• June 18, 2021

How To Play Poker Tournaments

Dropping by a casino with a few Andrew Jacksons or going to a friend’s place for a friendly game allows you to relax and have some fun for as long as you feel like. If you decide to play in a poker tournament, however, the game changes significantly. It’s no longer a sprint to collect a big pot like many cash games, but rather a grueling marathon that challenges your decision-making ability at each step. What are some tips to help come out in the money?
Early On, Only Play Good Hands
In the beginning of the tournament, your ratio of chips to blinds will likely be at the lowest point throughout the tournament with the exception of the hands prior to you being knocked out (unless you have brilliant luck and steamroll the entire tournament). At the early stage of a tournament, gambling is just as much about the stack of the chips as it is about the cards itself: you constantly put yourself at risk by going up against players with similar sized stacks, because a single error can wipe out all your chips. Keep yourself in a low-risk situation by playing strong hands that give you the best chance to win; try to minimize bluffing with bad hands, because aggressive players can get knocked out early by making poor reads and calls.
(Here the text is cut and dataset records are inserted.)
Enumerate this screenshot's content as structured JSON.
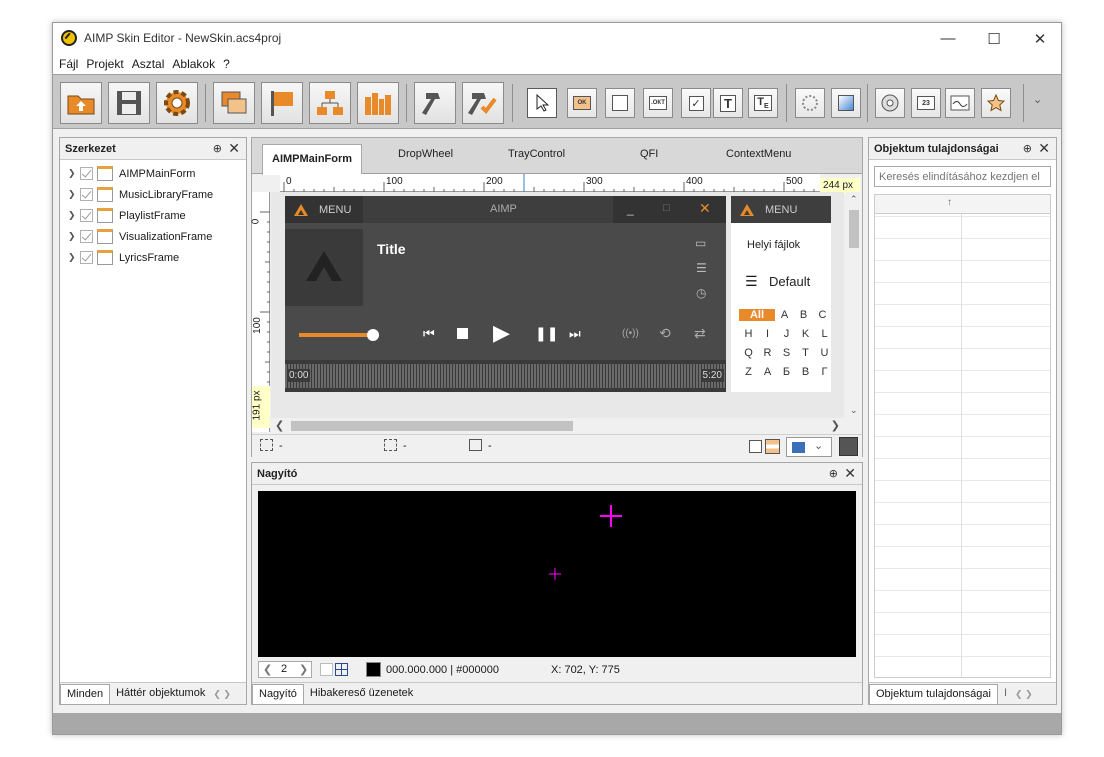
{
  "window": {
    "title": "AIMP Skin Editor - NewSkin.acs4proj"
  },
  "menu": [
    "Fájl",
    "Projekt",
    "Asztal",
    "Ablakok",
    "?"
  ],
  "structure_panel": {
    "title": "Szerkezet",
    "items": [
      "AIMPMainForm",
      "MusicLibraryFrame",
      "PlaylistFrame",
      "VisualizationFrame",
      "LyricsFrame"
    ],
    "tabs": [
      "Minden",
      "Háttér objektumok"
    ]
  },
  "designer": {
    "tabs": [
      "AIMPMainForm",
      "DropWheel",
      "TrayControl",
      "QFI",
      "ContextMenu"
    ],
    "ruler_h": [
      "0",
      "100",
      "200",
      "300",
      "400",
      "500"
    ],
    "ruler_v": [
      "0",
      "100"
    ],
    "width_px": "244 px",
    "height_px": "191 px",
    "player": {
      "menu": "MENU",
      "brand": "AIMP",
      "track_title": "Title",
      "time_start": "0:00",
      "time_end": "5:20",
      "volume": 0.92
    },
    "playlist": {
      "menu": "MENU",
      "tab": "Helyi fájlok",
      "name": "Default",
      "letters": [
        [
          "All",
          "A",
          "B",
          "C"
        ],
        [
          "H",
          "I",
          "J",
          "K",
          "L"
        ],
        [
          "Q",
          "R",
          "S",
          "T",
          "U"
        ],
        [
          "Z",
          "А",
          "Б",
          "В",
          "Г"
        ]
      ]
    },
    "status": [
      "-",
      "-",
      "-"
    ]
  },
  "magnifier": {
    "title": "Nagyító",
    "zoom": "2",
    "color_value": "000.000.000 | #000000",
    "coords": "X: 702, Y: 775",
    "tabs": [
      "Nagyító",
      "Hibakereső üzenetek"
    ]
  },
  "properties": {
    "title": "Objektum tulajdonságai",
    "search_placeholder": "Keresés elindításához kezdjen el",
    "tabs": [
      "Objektum tulajdonságai",
      "I"
    ]
  },
  "colors": {
    "accent": "#e8892a",
    "magenta": "#ff00ff"
  }
}
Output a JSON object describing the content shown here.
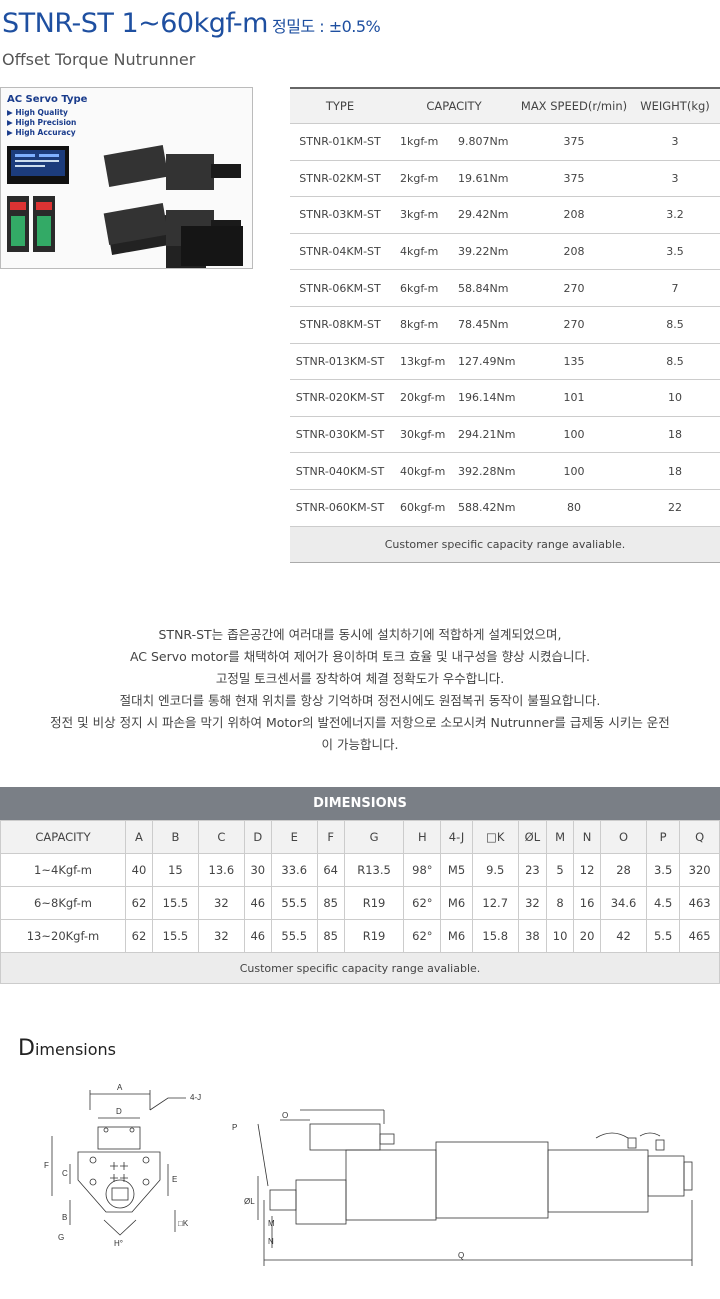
{
  "header": {
    "title": "STNR-ST 1~60kgf-m",
    "precision": "정밀도 : ±0.5%",
    "subtitle": "Offset Torque Nutrunner"
  },
  "product_image": {
    "heading": "AC Servo Type",
    "features": [
      "High Quality",
      "High Precision",
      "High Accuracy"
    ]
  },
  "spec_table": {
    "headers": [
      "TYPE",
      "CAPACITY",
      "MAX SPEED(r/min)",
      "WEIGHT(kg)"
    ],
    "rows": [
      {
        "type": "STNR-01KM-ST",
        "kgf": "1kgf-m",
        "nm": "9.807Nm",
        "speed": "375",
        "weight": "3"
      },
      {
        "type": "STNR-02KM-ST",
        "kgf": "2kgf-m",
        "nm": "19.61Nm",
        "speed": "375",
        "weight": "3"
      },
      {
        "type": "STNR-03KM-ST",
        "kgf": "3kgf-m",
        "nm": "29.42Nm",
        "speed": "208",
        "weight": "3.2"
      },
      {
        "type": "STNR-04KM-ST",
        "kgf": "4kgf-m",
        "nm": "39.22Nm",
        "speed": "208",
        "weight": "3.5"
      },
      {
        "type": "STNR-06KM-ST",
        "kgf": "6kgf-m",
        "nm": "58.84Nm",
        "speed": "270",
        "weight": "7"
      },
      {
        "type": "STNR-08KM-ST",
        "kgf": "8kgf-m",
        "nm": "78.45Nm",
        "speed": "270",
        "weight": "8.5"
      },
      {
        "type": "STNR-013KM-ST",
        "kgf": "13kgf-m",
        "nm": "127.49Nm",
        "speed": "135",
        "weight": "8.5"
      },
      {
        "type": "STNR-020KM-ST",
        "kgf": "20kgf-m",
        "nm": "196.14Nm",
        "speed": "101",
        "weight": "10"
      },
      {
        "type": "STNR-030KM-ST",
        "kgf": "30kgf-m",
        "nm": "294.21Nm",
        "speed": "100",
        "weight": "18"
      },
      {
        "type": "STNR-040KM-ST",
        "kgf": "40kgf-m",
        "nm": "392.28Nm",
        "speed": "100",
        "weight": "18"
      },
      {
        "type": "STNR-060KM-ST",
        "kgf": "60kgf-m",
        "nm": "588.42Nm",
        "speed": "80",
        "weight": "22"
      }
    ],
    "note": "Customer specific capacity range avaliable."
  },
  "description": [
    "STNR-ST는 좁은공간에 여러대를 동시에 설치하기에 적합하게 설계되었으며,",
    "AC Servo motor를 채택하여 제어가 용이하며 토크 효율 및 내구성을 향상 시켰습니다.",
    "고정밀 토크센서를 장착하여 체결 정확도가 우수합니다.",
    "절대치 엔코더를 통해 현재 위치를 항상 기억하며 정전시에도 원점복귀 동작이 불필요합니다.",
    "정전 및 비상 정지 시 파손을 막기 위하여 Motor의 발전에너지를 저항으로 소모시켜 Nutrunner를 급제동 시키는 운전",
    "이 가능합니다."
  ],
  "dimensions_table": {
    "title": "DIMENSIONS",
    "headers": [
      "CAPACITY",
      "A",
      "B",
      "C",
      "D",
      "E",
      "F",
      "G",
      "H",
      "4-J",
      "□K",
      "ØL",
      "M",
      "N",
      "O",
      "P",
      "Q"
    ],
    "rows": [
      [
        "1~4Kgf-m",
        "40",
        "15",
        "13.6",
        "30",
        "33.6",
        "64",
        "R13.5",
        "98°",
        "M5",
        "9.5",
        "23",
        "5",
        "12",
        "28",
        "3.5",
        "320"
      ],
      [
        "6~8Kgf-m",
        "62",
        "15.5",
        "32",
        "46",
        "55.5",
        "85",
        "R19",
        "62°",
        "M6",
        "12.7",
        "32",
        "8",
        "16",
        "34.6",
        "4.5",
        "463"
      ],
      [
        "13~20Kgf-m",
        "62",
        "15.5",
        "32",
        "46",
        "55.5",
        "85",
        "R19",
        "62°",
        "M6",
        "15.8",
        "38",
        "10",
        "20",
        "42",
        "5.5",
        "465"
      ]
    ],
    "note": "Customer specific capacity range avaliable."
  },
  "drawing": {
    "heading_initial": "D",
    "heading_rest": "imensions",
    "labels": {
      "A": "A",
      "D": "D",
      "J": "4-J",
      "F": "F",
      "C": "C",
      "E": "E",
      "B": "B",
      "G": "G",
      "K": "□K",
      "H": "H°",
      "P": "P",
      "O": "O",
      "L": "ØL",
      "M": "M",
      "N": "N",
      "Q": "Q"
    }
  }
}
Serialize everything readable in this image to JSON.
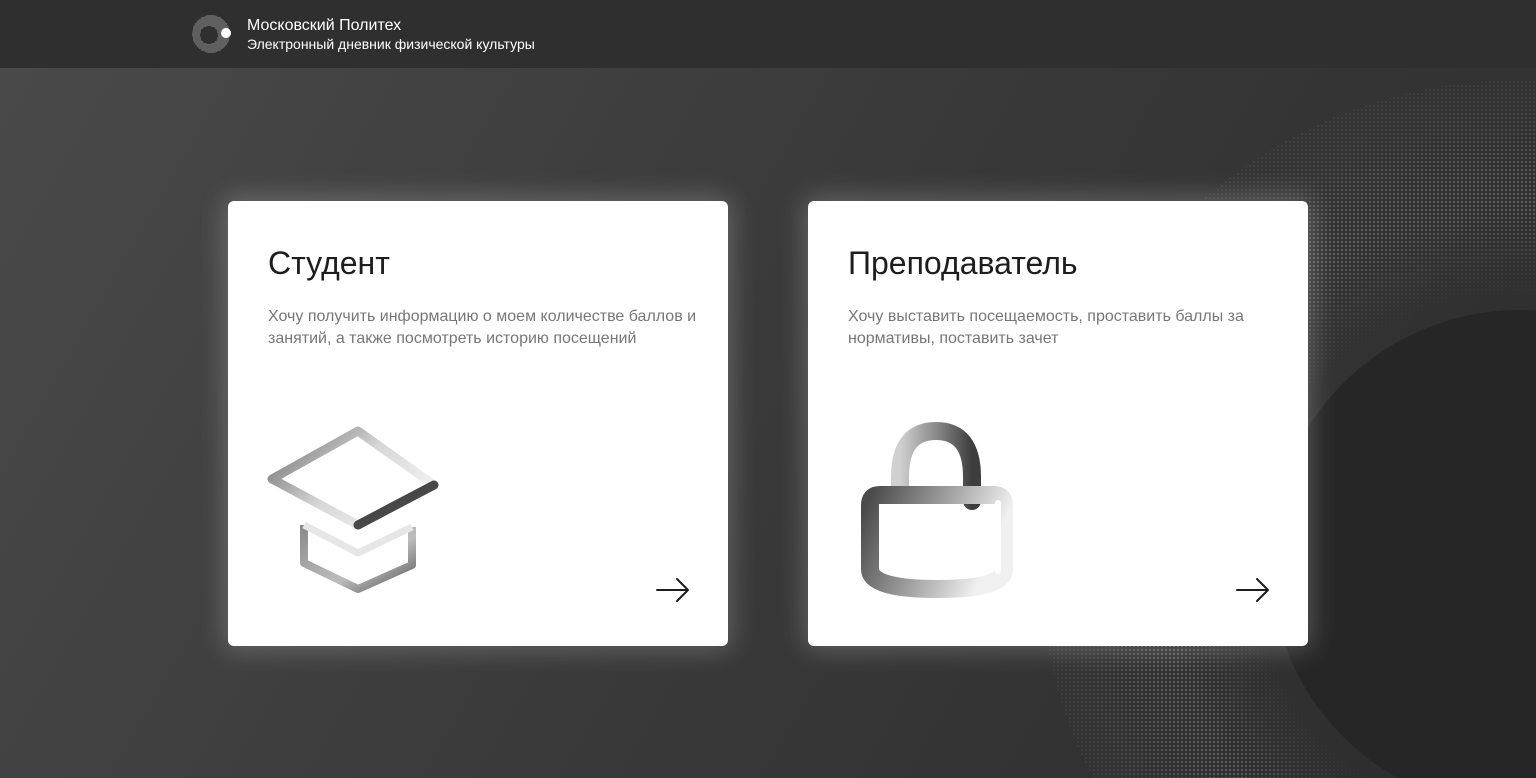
{
  "header": {
    "brand_name": "Московский Политех",
    "brand_subtitle": "Электронный дневник физической культуры",
    "logo_icon": "polytech-ring-logo-icon"
  },
  "roles": [
    {
      "title": "Студент",
      "description": "Хочу получить информацию о моем количестве баллов и занятий, а также посмотреть историю посещений",
      "icon": "graduation-cap-icon",
      "arrow_icon": "arrow-right-icon"
    },
    {
      "title": "Преподаватель",
      "description": "Хочу выставить посещаемость, проставить баллы за нормативы, поставить зачет",
      "icon": "padlock-icon",
      "arrow_icon": "arrow-right-icon"
    }
  ],
  "colors": {
    "header_bg": "#2f2f2f",
    "page_bg": "#3b3b3b",
    "card_bg": "#ffffff",
    "title_text": "#1d1d1d",
    "description_text": "#777777"
  }
}
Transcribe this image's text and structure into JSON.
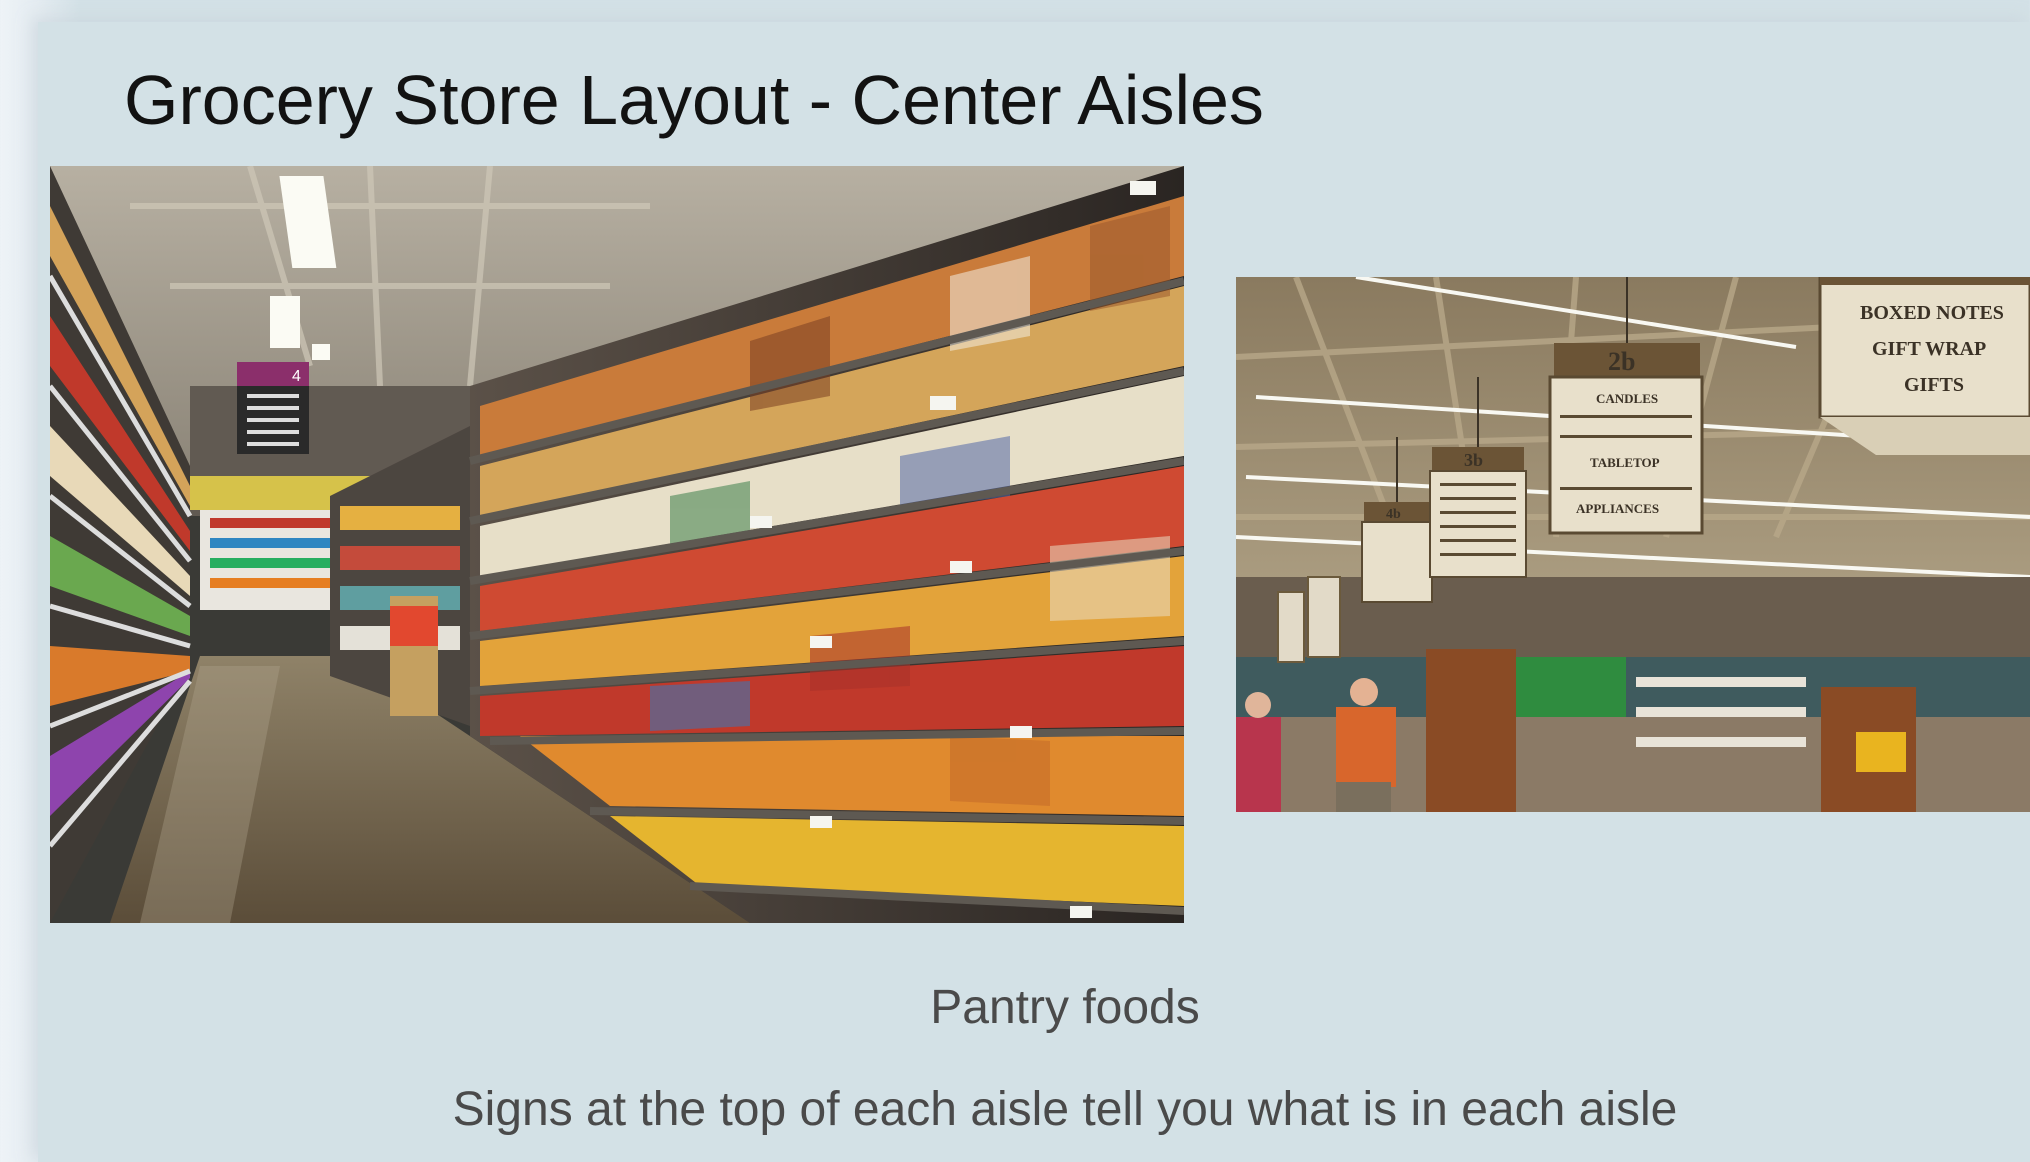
{
  "slide": {
    "title": "Grocery Store Layout - Center Aisles",
    "caption_primary": "Pantry foods",
    "caption_secondary": "Signs at the top of each aisle tell you what is in each aisle"
  },
  "signs_photo": {
    "big_sign_lines": [
      "BOXED NOTES",
      "GIFT WRAP",
      "GIFTS"
    ],
    "aisle_2b": {
      "number": "2b",
      "lines": [
        "CANDLES",
        "TABLETOP",
        "APPLIANCES"
      ]
    },
    "aisle_3b": {
      "number": "3b"
    },
    "aisle_4b": {
      "number": "4b"
    }
  },
  "aisle_photo": {
    "hanging_sign_number": "4"
  },
  "colors": {
    "background": "#d3e1e6",
    "title": "#121212",
    "caption": "#4a4a4a"
  }
}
During The Middle, Control The Blinds
Your position at a poker table can be no less important than the cards you receive. Those on the far end will be able to control relatively weak buy-ins as a game progresses by raising to a large amount (say, quadruple the blinds), which usually knocks out all but one or two of the other players. During the middle of the tournament, try to bet strong when in good position (nearest to the blinds) in order to take the pot without ever seeing any more cards. It’s ingrained in poker players’ psyche to win it all on the last card, but the reality is that you control the game better during the initial round of betting, since nobody can take advantage of anything but the two cards in their hands. Just stealing the big and small blinds sets you up for as many as ten new hands where you can better dictate your betting with a stronger hand.
At The End, Be The Bully
There’s no friends at the poker table, where everyone is competing for just one thing. That’s especially true in a tournament, where the rich usually get richer at the expense of those without many chips to their name. If you have the good fortune to amass a large amount of chips, aggressively and ruthlessly bet in order to weed out the weaker hands and drain your opponents. If you’ve got less chips than you’d prefer and can’t establish control of picking up blinds, use your small stack aggressively to force the decision on relatively poor community cards, so that the odds of being called are less likely on an unimpressive flop, turn, and river.